Once upon a time, gun rights advocates warned
that when the control freaks were done piling restrictions on
firearms, they’d discover that violent crimes failed to evaporate
and so next turn their attention to anything sharp or pointy. After
all, people have committed mayhem on one another with blades ever
since some long ago caveman realized that the sharp piece of flint
in his hand looked like a good fit for an annoying neighbor’s neck.
Well, rest assured that the doomsayers were right: After a couple
of nasty stabbings in Canada, knife control is on the radar north
of the border.
To their credit, though, many people seem to realize that
restrictions on sharp things may be even less enforceable than
eternally pointless gun controls.
Knives are already more intrusively regulated than many people
realize. As A.
Barton Hinkle noted noted earlier this month, “The laws
governing knives can be surprisingly restrictive—and in some ways
even more restrictive than firearms laws.” In his home state of
Virginia, concealed carry permits are available for handguns, but
not knives.
Knives are one of the world’s oldest weapons, and they continue
to feature in violent crimes. In 2011, 17.2 percent of
American homicides were committed with a “knife or blunt
object”—almost as many as were committed with long guns. In
Britain and
Canada, the number is closer to one-third.

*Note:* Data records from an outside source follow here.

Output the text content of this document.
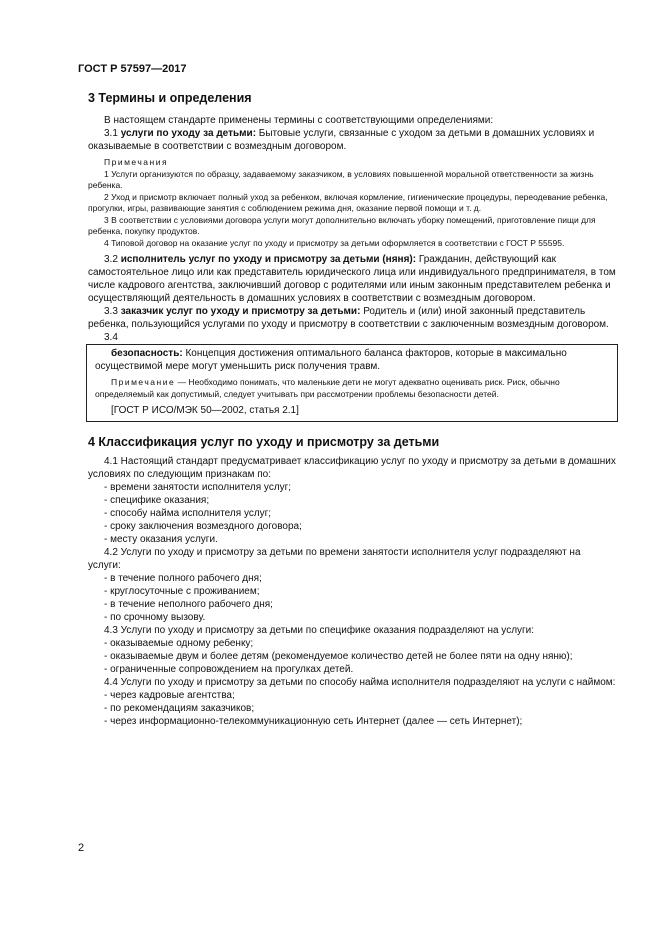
ГОСТ Р 57597—2017
3 Термины и определения

В настоящем стандарте применены термины с соответствующими определениями:

3.1 услуги по уходу за детьми: Бытовые услуги, связанные с уходом за детьми в домашних условиях и оказываемые в соответствии с возмездным договором.

Примечания

1 Услуги организуются по образцу, задаваемому заказчиком, в условиях повышенной моральной ответственности за жизнь ребенка.

2 Уход и присмотр включает полный уход за ребенком, включая кормление, гигиенические процедуры, переодевание ребенка, прогулки, игры, развивающие занятия с соблюдением режима дня, оказание первой помощи и т. д.

3 В соответствии с условиями договора услуги могут дополнительно включать уборку помещений, приготовление пищи для ребенка, покупку продуктов.

4 Типовой договор на оказание услуг по уходу и присмотру за детьми оформляется в соответствии с ГОСТ Р 55595.

3.2 исполнитель услуг по уходу и присмотру за детьми (няня): Гражданин, действующий как самостоятельное лицо или как представитель юридического лица или индивидуального предпринимателя, в том числе кадрового агентства, заключивший договор с родителями или иным законным представителем ребенка и осуществляющий деятельность в домашних условиях в соответствии с возмездным договором.

3.3 заказчик услуг по уходу и присмотру за детьми: Родитель и (или) иной законный представитель ребенка, пользующийся услугами по уходу и присмотру в соответствии с заключенным возмездным договором.

3.4

безопасность: Концепция достижения оптимального баланса факторов, которые в максимально осуществимой мере могут уменьшить риск получения травм.

Примечание — Необходимо понимать, что маленькие дети не могут адекватно оценивать риск. Риск, обычно определяемый как допустимый, следует учитывать при рассмотрении проблемы безопасности детей.

[ГОСТ Р ИСО/МЭК 50—2002, статья 2.1]

4 Классификация услуг по уходу и присмотру за детьми

4.1 Настоящий стандарт предусматривает классификацию услуг по уходу и присмотру за детьми в домашних условиях по следующим признакам по:

- времени занятости исполнителя услуг;

- специфике оказания;

- способу найма исполнителя услуг;

- сроку заключения возмездного договора;

- месту оказания услуги.

4.2 Услуги по уходу и присмотру за детьми по времени занятости исполнителя услуг подразделяют на услуги:

- в течение полного рабочего дня;

- круглосуточные с проживанием;

- в течение неполного рабочего дня;

- по срочному вызову.

4.3 Услуги по уходу и присмотру за детьми по специфике оказания подразделяют на услуги:

- оказываемые одному ребенку;

- оказываемые двум и более детям (рекомендуемое количество детей не более пяти на одну няню);

- ограниченные сопровождением на прогулках детей.

4.4 Услуги по уходу и присмотру за детьми по способу найма исполнителя подразделяют на услуги с наймом:

- через кадровые агентства;

- по рекомендациям заказчиков;

- через информационно-телекоммуникационную сеть Интернет (далее — сеть Интернет);

2
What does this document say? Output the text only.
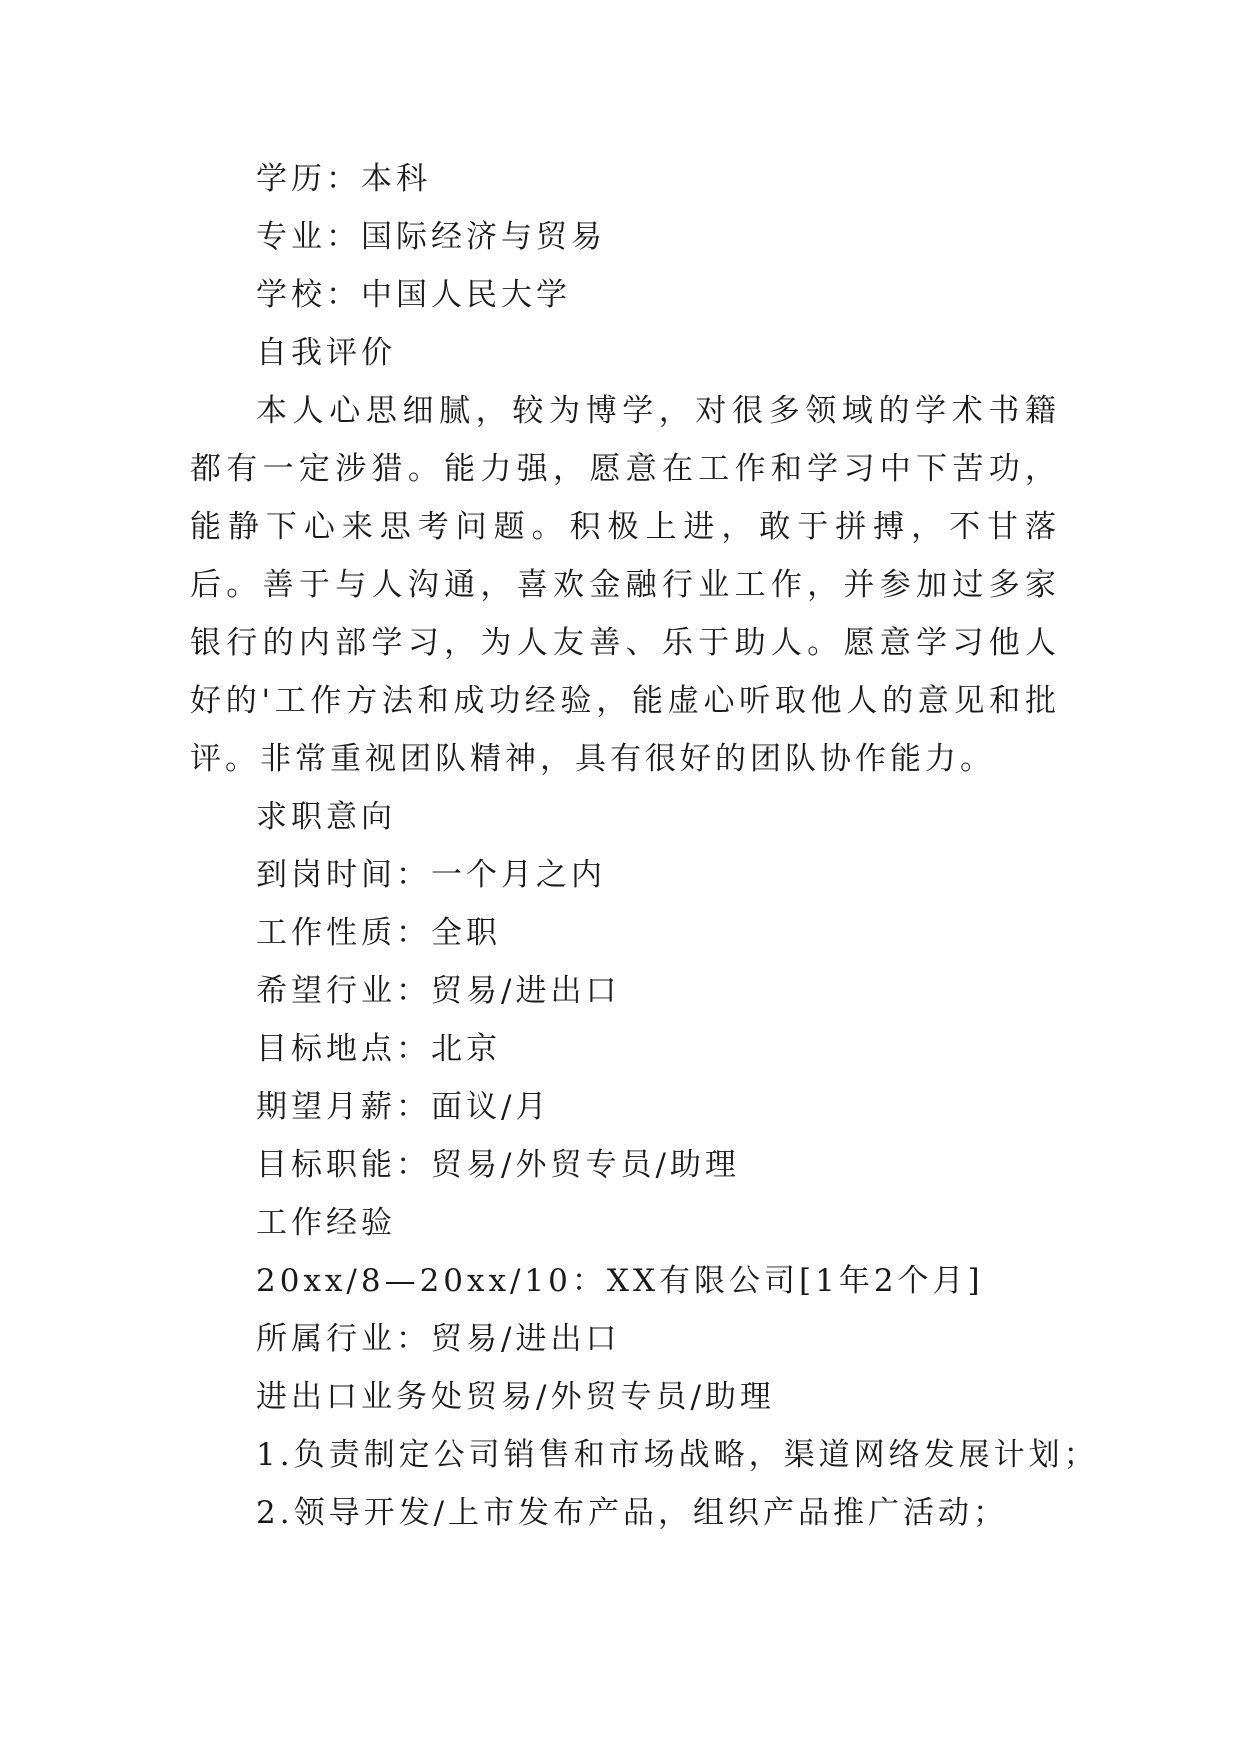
学历：本科
专业：国际经济与贸易
学校：中国人民大学
自我评价

本人心思细腻，较为博学，对很多领域的学术书籍都有一定涉猎。能力强，愿意在工作和学习中下苦功，能静下心来思考问题。积极上进，敢于拼搏，不甘落后。善于与人沟通，喜欢金融行业工作，并参加过多家银行的内部学习，为人友善、乐于助人。愿意学习他人好的'工作方法和成功经验，能虚心听取他人的意见和批评。非常重视团队精神，具有很好的团队协作能力。

求职意向
到岗时间：一个月之内
工作性质：全职
希望行业：贸易/进出口
目标地点：北京
期望月薪：面议/月
目标职能：贸易/外贸专员/助理
工作经验
20xx/8—20xx/10：XX有限公司[1年2个月]
所属行业：贸易/进出口
进出口业务处贸易/外贸专员/助理
1.负责制定公司销售和市场战略，渠道网络发展计划；
2.领导开发/上市发布产品，组织产品推广活动；
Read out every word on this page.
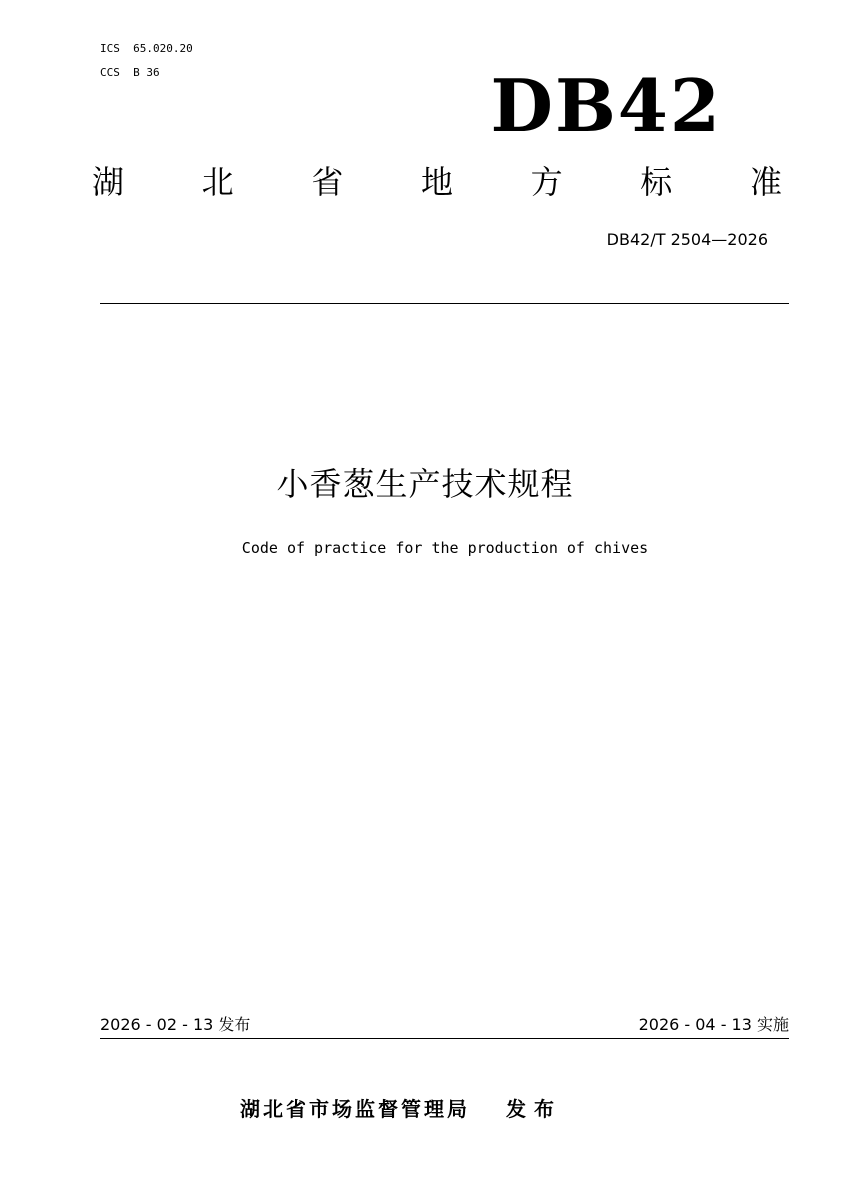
ICS  65.020.20
CCS  B 36	DB42
湖 北 省 地 方 标 准
DB42/T 2504—2026
小香葱生产技术规程
Code of practice for the production of chives
2026 - 02 - 13 发布	2026 - 04 - 13 实施
湖北省市场监督管理局 发布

On Tuesday, five people were
murdered at a Calgary house party by a knife-wielding man in a
crime police call “the worst mass murder in Calgary’s history.” The
same day, four people were
stabbed at a mall in Regina, Saskatchewan, and a student was
stabbed at an
Ontario high school.
Now Canadians are talking about—you guessed it—knife
restrictions. Edmonton already considered banning “dangerous
knives.” Saskatoon
discussed the same.
In the U.S., a Pennsylvania high school suffered a
horrendous knife attack just last week, leaving 20 people
injured. In contrast to Canada, that triggered little, if any,
serious discussion of restricting bladed weapons. That may be for
the same reasons that derailed the earier Canadian efforts and has
some pundits admitting the limits of of any future legislation:
Bans and restrictions really don’t work, and knives are impossible
to regulate.
In 2010, Glen Luther, a law professor at the University of
Saskatoon,
said about a proposed ban, “How can you ban knives without
coming to grips with the fact that they’re used lawfully by people
from all walks of life?”
Just today, Brian Zinchuk, a columnist for Saskatchewan’s
Battleford’s News-Optimist commented, “The gun kooks were
right. Take away their guns, and people will turn to knives.” He
added:
When the gun control debate was going strong, this came up. Some
gun advocates, in pointing out that registration did not stop
crimes, mockingly said what was next, registering knives?Well, as horrible as it sounds, they had a point.
The gun registry came and went, and gun crime still occurred,
although thankfully, Canada has not seen a rash of gun massacres
since Ecole Polytechnique and Taber.What can we do about knives? Not a damned thing.
Knives are the most basic of tools, going back to sharpened rock
and bone. We cannot function without them. We can’t even eat
without them. No amount of regulation, legislation or feel good
campaigns can effectively control knives, although I’m sure someone
is going to try.
Criminologist Janne Holmgren even
told the CBC that the push for knife restrictions is a “moral
panic” and that “sometimes fear drives a lot of legislation,
unfortunately.”
Good thought. We need more like them—or maybe Janne should just
print that on a card and hand it out.
As it turns out, Matthew de Grood, the mass murder suspect in
Calgary used a kitchen knife—one that he grabbed on the way through
the house where the crime occurred.
Some British physicians have a proposed solution for that: They
want to ban
sharp tips on kitchen knives. Yes, that’s a serious
proposal. Well, it’s intended to be serious, even if there’s a
Monty Python-esque quality to the idea of restricting paring knives
lest somebody run amuck.
What’s next? Banning baseball bats?
Probably so. But that will also run into a fundamental problem:
No particular weapon is an indispensable item. Weapons exist on a
continuum of objects able to cause mayhem. Guns, knives, cans of gasoline (as
killed 87 people in the Happy Land arson)—they’re just tools
that can be replaced.
People are the real weapons. When people decide to be dangerous,
they just find tools that will help them do the job.